We had planned to examine funnel plots corresponding to meta‐analysis of the primary outcome to assess the potential for small‐study effects, such as publication bias, if more than 10 studies were included. If asymmetry had been suggested by a visual assessment, we had planned to perform sensitivity analysis to investigate whether it affected the pooled results. (Sterne 2011).

Data synthesis

Where feasible, the results were pooled in a meta‐analyses. We used the random‐effects model with inverse variance weighting for all meta‐analyses (DerSimonian 1986). We performed statistical analysis using RevMan 2014.

1. For dichotomous outcomes, we calculated the RR for each study as well as for the pooled outcome.

2. For continuous outcomes, we calculated and pooled the mean difference between the treatment arms if all trials measured the outcome on the same scale; otherwise we pooled the standardised mean differences.

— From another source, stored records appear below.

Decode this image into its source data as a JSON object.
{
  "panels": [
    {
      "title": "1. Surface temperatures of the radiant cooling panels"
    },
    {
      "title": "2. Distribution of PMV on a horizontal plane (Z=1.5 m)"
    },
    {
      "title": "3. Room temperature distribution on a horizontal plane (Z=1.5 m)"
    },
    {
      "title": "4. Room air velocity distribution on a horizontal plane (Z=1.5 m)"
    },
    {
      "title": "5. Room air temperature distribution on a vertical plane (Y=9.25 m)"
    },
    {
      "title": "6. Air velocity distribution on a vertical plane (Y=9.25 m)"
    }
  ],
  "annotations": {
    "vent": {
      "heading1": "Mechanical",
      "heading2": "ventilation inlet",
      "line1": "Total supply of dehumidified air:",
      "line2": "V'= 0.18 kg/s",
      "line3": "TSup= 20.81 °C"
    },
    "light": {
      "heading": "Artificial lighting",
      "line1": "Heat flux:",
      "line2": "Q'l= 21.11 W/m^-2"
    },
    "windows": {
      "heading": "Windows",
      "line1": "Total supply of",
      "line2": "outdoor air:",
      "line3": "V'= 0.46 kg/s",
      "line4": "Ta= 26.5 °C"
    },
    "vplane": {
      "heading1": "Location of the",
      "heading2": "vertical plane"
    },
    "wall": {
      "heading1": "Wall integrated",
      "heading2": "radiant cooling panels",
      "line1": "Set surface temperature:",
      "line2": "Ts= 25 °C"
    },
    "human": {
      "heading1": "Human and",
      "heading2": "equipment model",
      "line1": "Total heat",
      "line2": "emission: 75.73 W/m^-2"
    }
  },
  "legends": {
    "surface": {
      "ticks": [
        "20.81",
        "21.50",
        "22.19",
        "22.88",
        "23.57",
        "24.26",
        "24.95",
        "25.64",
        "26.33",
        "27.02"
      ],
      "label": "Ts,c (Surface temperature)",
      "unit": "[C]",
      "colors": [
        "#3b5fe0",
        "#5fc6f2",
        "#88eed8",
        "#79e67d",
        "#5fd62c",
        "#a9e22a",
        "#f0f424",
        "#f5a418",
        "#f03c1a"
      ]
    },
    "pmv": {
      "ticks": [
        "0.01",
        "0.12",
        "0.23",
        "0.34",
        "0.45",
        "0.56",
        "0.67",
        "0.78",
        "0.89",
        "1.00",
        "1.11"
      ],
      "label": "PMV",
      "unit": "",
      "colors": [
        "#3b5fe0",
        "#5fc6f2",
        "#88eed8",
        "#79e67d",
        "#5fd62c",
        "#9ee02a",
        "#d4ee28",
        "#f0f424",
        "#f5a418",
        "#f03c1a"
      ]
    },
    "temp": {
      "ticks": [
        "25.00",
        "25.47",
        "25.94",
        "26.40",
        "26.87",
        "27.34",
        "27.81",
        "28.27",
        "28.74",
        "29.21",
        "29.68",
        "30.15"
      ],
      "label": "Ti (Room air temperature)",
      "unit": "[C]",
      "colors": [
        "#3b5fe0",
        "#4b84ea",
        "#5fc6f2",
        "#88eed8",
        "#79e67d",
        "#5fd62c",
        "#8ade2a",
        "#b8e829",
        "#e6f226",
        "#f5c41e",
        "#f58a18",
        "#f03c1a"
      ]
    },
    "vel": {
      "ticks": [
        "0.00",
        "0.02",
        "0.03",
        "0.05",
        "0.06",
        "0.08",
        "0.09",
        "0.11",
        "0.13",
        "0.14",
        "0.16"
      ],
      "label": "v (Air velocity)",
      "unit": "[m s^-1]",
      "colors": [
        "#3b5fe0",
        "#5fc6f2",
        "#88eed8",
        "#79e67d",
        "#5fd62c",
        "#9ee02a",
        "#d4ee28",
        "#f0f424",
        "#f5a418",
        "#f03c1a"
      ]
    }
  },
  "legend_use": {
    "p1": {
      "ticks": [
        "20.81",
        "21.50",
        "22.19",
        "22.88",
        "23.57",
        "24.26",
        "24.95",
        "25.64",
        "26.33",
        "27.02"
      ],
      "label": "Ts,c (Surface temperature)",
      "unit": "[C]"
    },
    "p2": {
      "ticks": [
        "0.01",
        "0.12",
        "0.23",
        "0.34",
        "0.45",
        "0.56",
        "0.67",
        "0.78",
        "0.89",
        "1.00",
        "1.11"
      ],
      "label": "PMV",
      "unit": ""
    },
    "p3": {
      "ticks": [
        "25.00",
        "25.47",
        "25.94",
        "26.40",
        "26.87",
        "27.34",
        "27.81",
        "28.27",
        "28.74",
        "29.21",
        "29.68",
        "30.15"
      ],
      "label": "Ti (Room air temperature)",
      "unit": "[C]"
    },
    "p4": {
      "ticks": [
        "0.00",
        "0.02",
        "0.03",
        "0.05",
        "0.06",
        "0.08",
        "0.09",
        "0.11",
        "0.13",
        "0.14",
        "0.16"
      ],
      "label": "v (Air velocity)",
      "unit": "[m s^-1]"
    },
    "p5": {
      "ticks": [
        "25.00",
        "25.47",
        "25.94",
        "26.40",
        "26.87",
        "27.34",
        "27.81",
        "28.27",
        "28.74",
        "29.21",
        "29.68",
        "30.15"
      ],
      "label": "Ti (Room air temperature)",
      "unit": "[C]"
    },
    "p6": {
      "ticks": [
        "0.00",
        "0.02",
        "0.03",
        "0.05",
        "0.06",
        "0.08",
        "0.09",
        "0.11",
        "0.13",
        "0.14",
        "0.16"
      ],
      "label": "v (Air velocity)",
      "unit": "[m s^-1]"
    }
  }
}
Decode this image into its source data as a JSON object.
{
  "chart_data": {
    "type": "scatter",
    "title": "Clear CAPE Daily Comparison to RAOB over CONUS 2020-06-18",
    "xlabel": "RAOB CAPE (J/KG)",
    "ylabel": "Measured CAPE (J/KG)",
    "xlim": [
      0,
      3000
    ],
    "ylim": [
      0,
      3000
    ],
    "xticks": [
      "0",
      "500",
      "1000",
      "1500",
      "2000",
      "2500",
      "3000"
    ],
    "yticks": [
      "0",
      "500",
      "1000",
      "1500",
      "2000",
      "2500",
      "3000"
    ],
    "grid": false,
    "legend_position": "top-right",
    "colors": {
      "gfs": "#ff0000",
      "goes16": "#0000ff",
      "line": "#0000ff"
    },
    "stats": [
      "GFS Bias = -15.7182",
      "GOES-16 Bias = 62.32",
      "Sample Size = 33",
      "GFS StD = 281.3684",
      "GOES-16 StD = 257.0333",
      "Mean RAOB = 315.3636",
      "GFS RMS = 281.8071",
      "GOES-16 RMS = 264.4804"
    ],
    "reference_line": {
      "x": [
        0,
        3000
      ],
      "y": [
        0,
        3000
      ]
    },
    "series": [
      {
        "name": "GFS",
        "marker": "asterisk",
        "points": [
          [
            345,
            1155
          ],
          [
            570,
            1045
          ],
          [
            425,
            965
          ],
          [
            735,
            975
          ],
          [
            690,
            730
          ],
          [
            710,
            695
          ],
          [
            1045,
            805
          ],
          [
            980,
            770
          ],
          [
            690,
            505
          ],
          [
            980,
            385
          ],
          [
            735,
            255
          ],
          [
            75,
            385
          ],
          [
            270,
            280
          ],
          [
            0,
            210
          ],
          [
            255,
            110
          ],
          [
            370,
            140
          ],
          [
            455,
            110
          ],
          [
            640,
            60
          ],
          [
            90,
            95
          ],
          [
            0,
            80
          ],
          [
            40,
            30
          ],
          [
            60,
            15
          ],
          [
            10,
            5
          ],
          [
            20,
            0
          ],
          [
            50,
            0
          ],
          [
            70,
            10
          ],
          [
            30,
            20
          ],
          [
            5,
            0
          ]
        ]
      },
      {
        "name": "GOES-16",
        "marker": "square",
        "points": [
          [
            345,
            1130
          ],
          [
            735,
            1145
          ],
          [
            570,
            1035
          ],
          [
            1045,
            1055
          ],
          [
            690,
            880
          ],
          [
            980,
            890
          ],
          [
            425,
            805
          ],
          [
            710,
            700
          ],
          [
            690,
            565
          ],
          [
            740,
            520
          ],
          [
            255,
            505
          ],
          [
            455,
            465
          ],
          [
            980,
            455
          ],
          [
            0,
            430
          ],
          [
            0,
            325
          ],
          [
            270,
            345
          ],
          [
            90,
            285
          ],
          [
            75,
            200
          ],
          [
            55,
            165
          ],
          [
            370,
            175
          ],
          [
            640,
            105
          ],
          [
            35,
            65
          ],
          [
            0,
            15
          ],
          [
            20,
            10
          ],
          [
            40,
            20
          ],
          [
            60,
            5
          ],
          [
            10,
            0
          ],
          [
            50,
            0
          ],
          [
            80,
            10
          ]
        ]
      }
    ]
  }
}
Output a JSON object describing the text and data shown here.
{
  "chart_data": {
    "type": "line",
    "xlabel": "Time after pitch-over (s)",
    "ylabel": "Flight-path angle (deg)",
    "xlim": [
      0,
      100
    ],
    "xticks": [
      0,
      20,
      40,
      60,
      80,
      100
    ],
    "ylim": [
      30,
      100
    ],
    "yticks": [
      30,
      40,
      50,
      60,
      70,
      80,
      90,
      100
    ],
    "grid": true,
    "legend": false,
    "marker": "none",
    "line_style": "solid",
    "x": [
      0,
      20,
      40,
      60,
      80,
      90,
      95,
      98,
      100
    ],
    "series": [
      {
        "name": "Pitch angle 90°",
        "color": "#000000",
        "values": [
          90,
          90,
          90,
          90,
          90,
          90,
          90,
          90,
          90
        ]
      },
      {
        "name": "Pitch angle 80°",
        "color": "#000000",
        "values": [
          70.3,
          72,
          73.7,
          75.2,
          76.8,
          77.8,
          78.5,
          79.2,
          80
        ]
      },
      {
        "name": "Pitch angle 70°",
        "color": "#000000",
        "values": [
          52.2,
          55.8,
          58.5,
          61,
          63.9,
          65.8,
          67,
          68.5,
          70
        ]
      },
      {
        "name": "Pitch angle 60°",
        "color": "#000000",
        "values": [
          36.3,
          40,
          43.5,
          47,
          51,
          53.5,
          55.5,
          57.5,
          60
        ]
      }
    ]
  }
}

We prepared a ’Summary of findings’ table to present the results of the meta‐analysis, based on the methods described in Chapter 11 of the Cochrane Handbook for Systematic Reviews of Interventions (Schunemann 2011). For assessments of the overall certainty of evidence for each outcome that includes pooled data from RCTs only, we downgraded the evidence from 'high certainty' by one level for serious (or by two for very serious) study limitations (risk of bias), indirectness of evidence, serious inconsistency, imprecision of effect estimates or potential publication bias. The following outcomes were included in the 'Summary of findings' table:

1. prolonged vaginal discharge;

2. postoperative bleeding;

3. fever;

4. abdominal pain;

5. adverse effect related to antibiotic;

6. additional medical support;

7. additional self‐medication.

We presented the results of the meta‐analysis for the relevant outcomes and adverse events as outlined in the ’Types of outcome measures’ section.

Subgroup analysis and investigation of heterogeneity

As we found only a few trials, we did not perform any subgroup analyses. However, we considered factors such as type of excisional techniques (e.g. CKC, LC, or LLETZ/LEEP) and antibiotic regimen prescribed in the interpretation of review findings. In future updates, we will perform subgroup analysis based on these factors, if feasible.

Sensitivity analysis

As we found only three trials, we did not perform any sensitivity analysis. In future updates, if statistical heterogeneity is detected and there are sufficient trials included (greater than 10), we will conduct sensitivity analyses to examine the possible contribution of other clinical or methodological differences between the trials, specifically:

1. trials with adequate methodology versus those with poor methodology;

2. trials which seem to differ from the others in their clinical criteria for defining genital infections.